Ameritox, Ltd. v. Millennium Laboratories, Inc., 2012 WL
33155 (M.D. Fla.)
Ameritox (a drug testing lab) sued Millennium for false
advertising under state and federal law.
Millennium moved to dismiss the Lanham Act claim. The allegedly false statements were contained
in a billing letter to patients; Millennium argued that wasn’t commercial
advertising or promotion because the relevant consumers were medical providers.

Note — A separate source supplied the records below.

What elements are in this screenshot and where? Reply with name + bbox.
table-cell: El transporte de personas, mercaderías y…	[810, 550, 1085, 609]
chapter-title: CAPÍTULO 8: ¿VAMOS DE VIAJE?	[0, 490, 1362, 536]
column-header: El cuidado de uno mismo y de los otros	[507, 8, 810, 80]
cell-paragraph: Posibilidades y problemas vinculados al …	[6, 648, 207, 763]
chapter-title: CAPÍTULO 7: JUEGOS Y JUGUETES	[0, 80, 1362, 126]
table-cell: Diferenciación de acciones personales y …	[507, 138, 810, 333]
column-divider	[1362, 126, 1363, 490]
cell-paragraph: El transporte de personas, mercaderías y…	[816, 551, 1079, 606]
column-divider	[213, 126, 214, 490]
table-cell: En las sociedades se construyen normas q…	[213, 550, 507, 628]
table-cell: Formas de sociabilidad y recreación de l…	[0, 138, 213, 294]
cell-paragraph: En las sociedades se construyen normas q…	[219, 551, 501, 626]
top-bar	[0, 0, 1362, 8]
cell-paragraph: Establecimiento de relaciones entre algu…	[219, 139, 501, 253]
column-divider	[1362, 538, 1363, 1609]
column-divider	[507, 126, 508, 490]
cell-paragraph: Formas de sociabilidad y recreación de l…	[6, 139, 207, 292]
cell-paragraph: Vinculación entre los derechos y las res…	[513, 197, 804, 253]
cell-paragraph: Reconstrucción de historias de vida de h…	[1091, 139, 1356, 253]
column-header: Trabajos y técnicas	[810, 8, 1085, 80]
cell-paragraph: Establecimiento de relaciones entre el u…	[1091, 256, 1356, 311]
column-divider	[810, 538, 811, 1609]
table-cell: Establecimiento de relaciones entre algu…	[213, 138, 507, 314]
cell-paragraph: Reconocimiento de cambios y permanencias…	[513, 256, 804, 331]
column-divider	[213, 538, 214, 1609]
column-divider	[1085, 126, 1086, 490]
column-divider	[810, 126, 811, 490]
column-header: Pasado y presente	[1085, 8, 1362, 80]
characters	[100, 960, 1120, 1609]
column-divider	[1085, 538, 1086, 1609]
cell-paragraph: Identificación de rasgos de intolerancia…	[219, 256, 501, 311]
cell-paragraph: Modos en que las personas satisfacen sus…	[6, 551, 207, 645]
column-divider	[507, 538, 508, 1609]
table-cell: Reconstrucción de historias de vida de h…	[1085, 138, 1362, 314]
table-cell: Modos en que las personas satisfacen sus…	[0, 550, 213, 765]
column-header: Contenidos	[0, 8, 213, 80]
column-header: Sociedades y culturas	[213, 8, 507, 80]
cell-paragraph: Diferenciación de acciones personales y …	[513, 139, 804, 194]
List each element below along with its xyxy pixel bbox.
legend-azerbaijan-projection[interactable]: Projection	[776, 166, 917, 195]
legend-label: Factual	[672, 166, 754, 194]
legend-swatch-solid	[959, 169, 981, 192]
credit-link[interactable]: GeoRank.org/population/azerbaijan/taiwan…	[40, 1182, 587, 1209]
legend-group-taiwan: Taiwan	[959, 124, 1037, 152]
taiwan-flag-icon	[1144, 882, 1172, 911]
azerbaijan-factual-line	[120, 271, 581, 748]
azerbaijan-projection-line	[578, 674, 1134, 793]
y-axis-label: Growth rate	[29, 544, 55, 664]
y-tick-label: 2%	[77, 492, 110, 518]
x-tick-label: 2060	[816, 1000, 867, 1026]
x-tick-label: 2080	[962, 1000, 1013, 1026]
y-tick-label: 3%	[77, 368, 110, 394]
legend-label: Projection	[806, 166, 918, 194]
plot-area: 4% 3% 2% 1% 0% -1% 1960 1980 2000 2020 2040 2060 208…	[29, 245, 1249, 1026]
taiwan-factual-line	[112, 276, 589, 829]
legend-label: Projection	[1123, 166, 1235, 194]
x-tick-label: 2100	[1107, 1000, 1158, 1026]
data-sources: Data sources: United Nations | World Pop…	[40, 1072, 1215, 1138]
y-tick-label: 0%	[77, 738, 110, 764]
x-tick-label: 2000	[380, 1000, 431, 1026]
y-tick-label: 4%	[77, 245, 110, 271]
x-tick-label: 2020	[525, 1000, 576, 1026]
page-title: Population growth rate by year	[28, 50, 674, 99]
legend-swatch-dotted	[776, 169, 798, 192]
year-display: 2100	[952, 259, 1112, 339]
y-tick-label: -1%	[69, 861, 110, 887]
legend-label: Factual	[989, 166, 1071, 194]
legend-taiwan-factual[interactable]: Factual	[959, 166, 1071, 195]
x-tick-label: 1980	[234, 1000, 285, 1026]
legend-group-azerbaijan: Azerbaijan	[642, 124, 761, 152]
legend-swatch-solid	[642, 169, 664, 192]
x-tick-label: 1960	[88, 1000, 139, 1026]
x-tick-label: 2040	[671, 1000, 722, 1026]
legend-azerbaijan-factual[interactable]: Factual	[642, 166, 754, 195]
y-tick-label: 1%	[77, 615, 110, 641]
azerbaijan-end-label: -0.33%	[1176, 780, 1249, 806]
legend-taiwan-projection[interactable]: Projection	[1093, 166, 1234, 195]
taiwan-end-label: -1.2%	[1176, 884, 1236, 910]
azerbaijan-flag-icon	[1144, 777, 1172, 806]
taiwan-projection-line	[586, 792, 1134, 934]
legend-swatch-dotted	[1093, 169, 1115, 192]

Ameritox contended that the letter was widely
circulated both to medical providers and to patients, and that both groups were
part of the relevant purchasing public.
The court found this insufficiently pled; among other things, Ameritox
had to allege how many consumers in the relevant purchasing public Millennium
contacted.
Ameritox did sufficiently plead misleadingness: it claimed
that the letter told patients that they weren’t responsible for [Millennium’s?]
co-pay or deductible charges, and that this was misleading because Medicare
patients by law aren’t subject to such charges for clinical lab work anyway. However, Ameritox failed to plead
deceptiveness: the claim that “Millennium's statements are ... likely to
deceive a substantial portion of the targeted customers” was a naked assertion
that couldn’t survive a motion to dismiss. Left unclear is what Ameritox is supposed to
plead. Actual deception isn’t required,
in theory; is Ameritox supposed to plead that it has a survey in hand?
Likewise, Ameritox’s allegation that “Millennium's false or
misleading statements have already, and will continue to, influence materially
purchasing decisions to the extent that customers choose Millennium's services
instead of those offered by Ameritox” was insufficient to plead materiality. The Lanham Act claim was dismissed without
prejudice. The state law unfair
competition claim, based on the same theory, was also dismissed (though note
that it seems quite unlikely that the state law claim requires “commercial
advertising or promotion” or, for that matter, an interstate commerce nexus in
the same way as a Lanham Act claim; nonetheless courts don’t like to do two
analyses where one will do, so there you go).